Amazon Ad Revenue Up, Ecommerce Down in Mixed Q4

amazon headquarters exterior feature

Amazon reported a mix bag of results for its fourth quarter and year, with ad revenue up but ecommerce sales down, and even the vaunted Amazon Web Services, the company’s profit driver for years, fell short of expectations in what executives repeatedly called an “uncertain economy.”

Earnings per share for Q4 was 4 cents, vs. the Refinitiv analyst consensus of 17 cents. Net sales were up 9% to $149.2 billion, ahead of the consensus of $145.8 billion. Ecommerce revenue declined 2% to $64.5 billion, with third-party sellers making up 59% of unit sales.

For all of 2022, Amazon also reported a net sales gain of 9% to $514 billion, but a net loss of $2.7 billion, its first year in the red since 2014. Operating income was reduced by more than half, from $24.9 billion to $12.2 billion.

[Breaking: the FTC is preparing a possible antitrust case against Amazon, per the WSJ]

Revenue from the Prime subscription program was a bright spot in Q4, up 17% for the quarter despite talk among analysts of market saturation. CFO Brian Olsavsky said the first season of the Amazon-produced “The Lord of the Rings: The Rings of Power” drove more Prime sign-ups than any other video content, including the launch of Thursday Night Football, also in 2022.

“We know that (video) investments like that will help with not only a new member or new Prime member acquisition, but also retention,” Olsavsky told analysts on the earnings call. “And we see a direct link between that type of engagement and higher purchases of everyday products on our Amazon website. So, the health of Prime is very strong.”

Baird analyst Colin Sebastian said Prime’s performance was based on “solid renewal rates and recent price increases” in a research note. “We assume that emerging Amazon markets remain a tailwind to subscriber growth,” he said.

CEO Andy Jassy, in a rare appearance on the call, said his team’s number-one priority is reducing the cost to serve in its operations network. Amazon has taken a lot of heat for its overbuilt network, which fell to Jassy to scale back after founder Jeff Bezos’ departure in 2021.

Jassy detailed how the fulfillment footprint doubled in a couple years, and a last-mile transportation network “roughly the size of UPS” expanded just as rapidly, noting the scale and complexity of connecting it all.
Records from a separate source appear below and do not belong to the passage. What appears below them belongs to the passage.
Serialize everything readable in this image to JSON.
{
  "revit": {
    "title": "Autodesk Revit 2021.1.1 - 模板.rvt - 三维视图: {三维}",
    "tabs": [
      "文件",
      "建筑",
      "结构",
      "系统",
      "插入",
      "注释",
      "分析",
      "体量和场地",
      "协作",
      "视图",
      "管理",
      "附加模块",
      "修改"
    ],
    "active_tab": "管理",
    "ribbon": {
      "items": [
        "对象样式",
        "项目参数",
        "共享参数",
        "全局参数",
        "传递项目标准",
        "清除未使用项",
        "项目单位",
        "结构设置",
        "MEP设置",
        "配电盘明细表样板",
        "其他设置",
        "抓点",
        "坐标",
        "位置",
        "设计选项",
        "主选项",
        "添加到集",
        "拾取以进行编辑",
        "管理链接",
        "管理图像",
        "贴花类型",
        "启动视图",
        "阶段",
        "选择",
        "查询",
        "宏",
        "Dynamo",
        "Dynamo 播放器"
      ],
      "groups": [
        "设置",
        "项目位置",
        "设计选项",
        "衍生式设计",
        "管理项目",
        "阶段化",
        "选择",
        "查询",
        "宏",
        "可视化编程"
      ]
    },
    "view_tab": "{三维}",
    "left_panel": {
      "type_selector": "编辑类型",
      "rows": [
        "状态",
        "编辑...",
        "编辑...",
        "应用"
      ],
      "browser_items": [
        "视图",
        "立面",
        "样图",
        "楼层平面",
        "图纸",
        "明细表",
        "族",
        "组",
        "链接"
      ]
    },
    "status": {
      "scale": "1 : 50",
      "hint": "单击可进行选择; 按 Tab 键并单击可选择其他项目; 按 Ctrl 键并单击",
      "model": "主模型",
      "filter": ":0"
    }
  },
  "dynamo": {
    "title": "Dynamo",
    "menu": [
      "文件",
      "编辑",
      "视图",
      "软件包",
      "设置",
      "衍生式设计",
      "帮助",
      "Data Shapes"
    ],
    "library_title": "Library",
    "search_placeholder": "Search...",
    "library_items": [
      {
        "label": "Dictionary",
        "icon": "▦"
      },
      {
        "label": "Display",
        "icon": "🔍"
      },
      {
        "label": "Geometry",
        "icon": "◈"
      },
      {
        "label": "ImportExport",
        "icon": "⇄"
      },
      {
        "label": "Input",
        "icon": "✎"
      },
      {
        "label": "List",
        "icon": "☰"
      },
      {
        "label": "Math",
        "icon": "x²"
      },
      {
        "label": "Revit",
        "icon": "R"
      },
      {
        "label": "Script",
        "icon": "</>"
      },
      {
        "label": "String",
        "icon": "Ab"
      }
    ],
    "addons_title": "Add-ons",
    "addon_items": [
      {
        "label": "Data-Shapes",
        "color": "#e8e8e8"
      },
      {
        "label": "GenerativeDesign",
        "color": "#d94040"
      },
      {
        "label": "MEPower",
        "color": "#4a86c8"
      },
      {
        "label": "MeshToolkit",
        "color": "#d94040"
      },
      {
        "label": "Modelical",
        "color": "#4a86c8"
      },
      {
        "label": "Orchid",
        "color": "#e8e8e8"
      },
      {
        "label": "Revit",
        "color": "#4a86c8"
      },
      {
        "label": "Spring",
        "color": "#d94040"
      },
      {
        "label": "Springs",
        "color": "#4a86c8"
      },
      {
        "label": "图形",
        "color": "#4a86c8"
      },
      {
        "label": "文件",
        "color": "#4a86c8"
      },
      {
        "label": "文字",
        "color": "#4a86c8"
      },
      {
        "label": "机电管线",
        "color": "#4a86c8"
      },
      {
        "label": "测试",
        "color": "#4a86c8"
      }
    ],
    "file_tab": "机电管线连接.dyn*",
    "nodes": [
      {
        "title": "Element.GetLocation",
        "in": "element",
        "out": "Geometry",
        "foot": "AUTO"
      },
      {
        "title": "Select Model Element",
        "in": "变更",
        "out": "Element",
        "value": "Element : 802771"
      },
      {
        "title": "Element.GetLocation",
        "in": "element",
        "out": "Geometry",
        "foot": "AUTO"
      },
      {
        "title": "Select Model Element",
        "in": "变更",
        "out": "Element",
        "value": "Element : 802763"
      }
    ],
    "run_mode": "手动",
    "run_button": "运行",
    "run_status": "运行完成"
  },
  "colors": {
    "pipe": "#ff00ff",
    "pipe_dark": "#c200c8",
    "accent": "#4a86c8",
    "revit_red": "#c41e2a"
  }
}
“It becomes a little bit of a different network,” he said. “And so, to figure out how to be really efficient across all those links and have them be highly utilized and to get the flows in those facilities working the right way, it takes time. So, we’re working very hard on it. I’m pleased with the progress we made in Q4.”

The second-largest priority for Amazon, Jassy said, is speed. Throughout the pandemic, as order volume exploded, Amazon fell off its one-day delivery promise for Prime orders, an area the company is working to recover. “We believe that continuing to get products to customers faster, makes customers happier, and they also convert at a higher rate when they can see promises of deliveries that are faster,” he said.

Amazon reported a significant conversion lift of 25% for its new Buy With Prime program, where consumers can get Prime program benefits when shopping on other retailers’ site. The program just expanded nationally last month. Rival Walmart responded with a Salesforce partnership that offered the former’s fulfillment services via the Salesforce app.

In the quarter, Amazon took a one-time charge of $2.7 billion to cover layoffs of 18,000 employees, grocery and convenience store closures and to build insurance reserves.

Ad revenue in Q4 increased by 19%, a leadership area for Amazon where its growth exceeds that of Facebook, Google and Snap, according to CNBC. Excluding the impact of exchange rates, it grew 23%. Revenue for AWS increased 20% to $21.4 billion, but that was after a quarter where it grew 27.5%, and the consensus figure was $21.76 billion. Microsoft has also warned of a slowdown in its competitive Azure cloud business.

“Starting back in the middle of the third quarter of 2022, we saw our year-over-year growth rates (in AWS) slow as enterprises of all sizes evaluated ways to optimize their cloud spending in response to the tough macroeconomic conditions,” said Olsavsky. “As expected, these optimization efforts continued into the fourth quarter.”